Consider the following processes and determine if the entropy change of the system is positive, negative, zero, or you cannot tell. Explain. (a) Liquid water is frozen to form ice. (b) 1 mol of oxygen and 2 mol of hydrogen react isothermally and completely to form 1 mol of water vapor. (c) 1 mol of oxygen and 2 mol of hydrogen react adiabatically and completely to form 1 mol of water vapor.

Answer 1

a. Liquid water is frozen to ice it means it liberated heat and constant its temperature and reduce randomness make a crystal form and we know that entropy is nothing but degree of randomness so we can say that here entropy is reduces and entropy change will become negative and also we know that entropy is the function of temperature and heat if system takes heat and temperature increases then obviously entropy increases but here heat release then entropy reduced and entropy change will be negative.

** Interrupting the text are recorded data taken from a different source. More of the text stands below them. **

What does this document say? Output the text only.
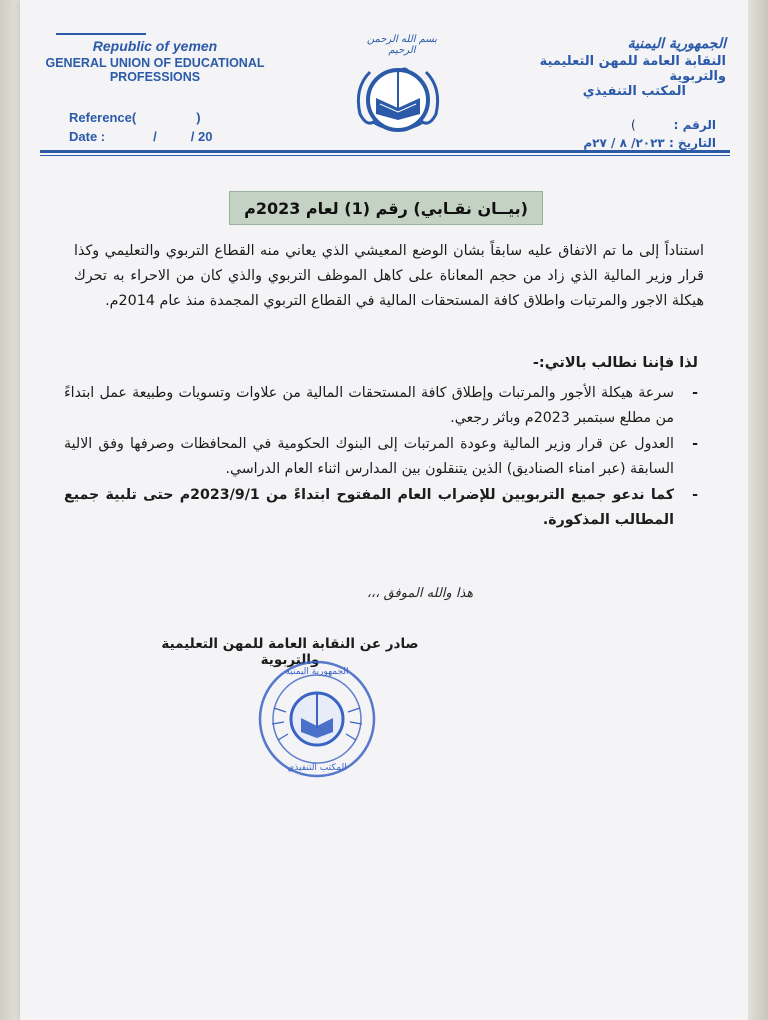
Republic of yemen
GENERAL UNION OF EDUCATIONAL
PROFESSIONS
Reference(	)
Date :	/	/ 20
بسم الله الرحمن الرحيم	الجمهورية اليمنية
النقابة العامة للمهن التعليمية والتربوية
المكتب التنفيذي
الرقم :)
التاريخ : ٢٠٢٣/ ٨ / ٢٧م
(بيــان نقـابي) رقم (1) لعام 2023م
استناداً إلى ما تم الاتفاق عليه سابقاً بشان الوضع المعيشي الذي يعاني منه القطاع التربوي والتعليمي وكذا قرار وزير المالية الذي زاد من حجم المعاناة على كاهل الموظف التربوي والذي كان من الاحراء به تحرك هيكلة الاجور والمرتبات واطلاق كافة المستحقات المالية في القطاع التربوي المجمدة منذ عام 2014م.
لذا فإننا نطالب بالاتي:-
-
سرعة هيكلة الأجور والمرتبات وإطلاق كافة المستحقات المالية من علاوات وتسويات وطبيعة عمل ابتداءً من مطلع سبتمبر 2023م وباثر رجعي.
-
العدول عن قرار وزير المالية وعودة المرتبات إلى البنوك الحكومية في المحافظات وصرفها وفق الالية السابقة (عبر امناء الصناديق) الذين يتنقلون بين المدارس اثناء العام الدراسي.
-
كما ندعو جميع التربويين للإضراب العام المفتوح ابتداءً من 2023/9/1م حتى تلبية جميع المطالب المذكورة.
هذا والله الموفق ،،،
صادر عن النقابة العامة للمهن التعليمية والتربوية
الجمهورية اليمنية
المكتب التنفيذي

b. We know that in isothermal entropy change is R. ln(V2/V1)

V2 volume at condition 2

V1 volume at condition 1

So here 1mol Oxygen and 2 mol Hydrogen get reacts and form 1 mol Water it means here volume

V2<V1 so entropy change will be negative.

BUT HERE REACTION IS NOT CARRIED OUT BEACAUSE SO WE CAN'T SAY ABOUT ENTROPY CHANGE BEACAUSE REACTION IS NOT POSSIBLE STOCHIOMETRICALLY NOT TRUE.

H2 +1/2 O2 -> H2O

1mol hydorgen

1/2 mol oxygen form 1 mol water.

c. In reversible reaction adiabatic is isentropic means entropy will be constant but here also given 1 mol O2 and 2 mol Hydorgen gives 1 mol water which is not possible stoichemetrically as i say above.

SO ENTROPY CHANGE CAN NOT SAY IF THIS REACTION WILL BE OCCUR AS IT IS GIVEN.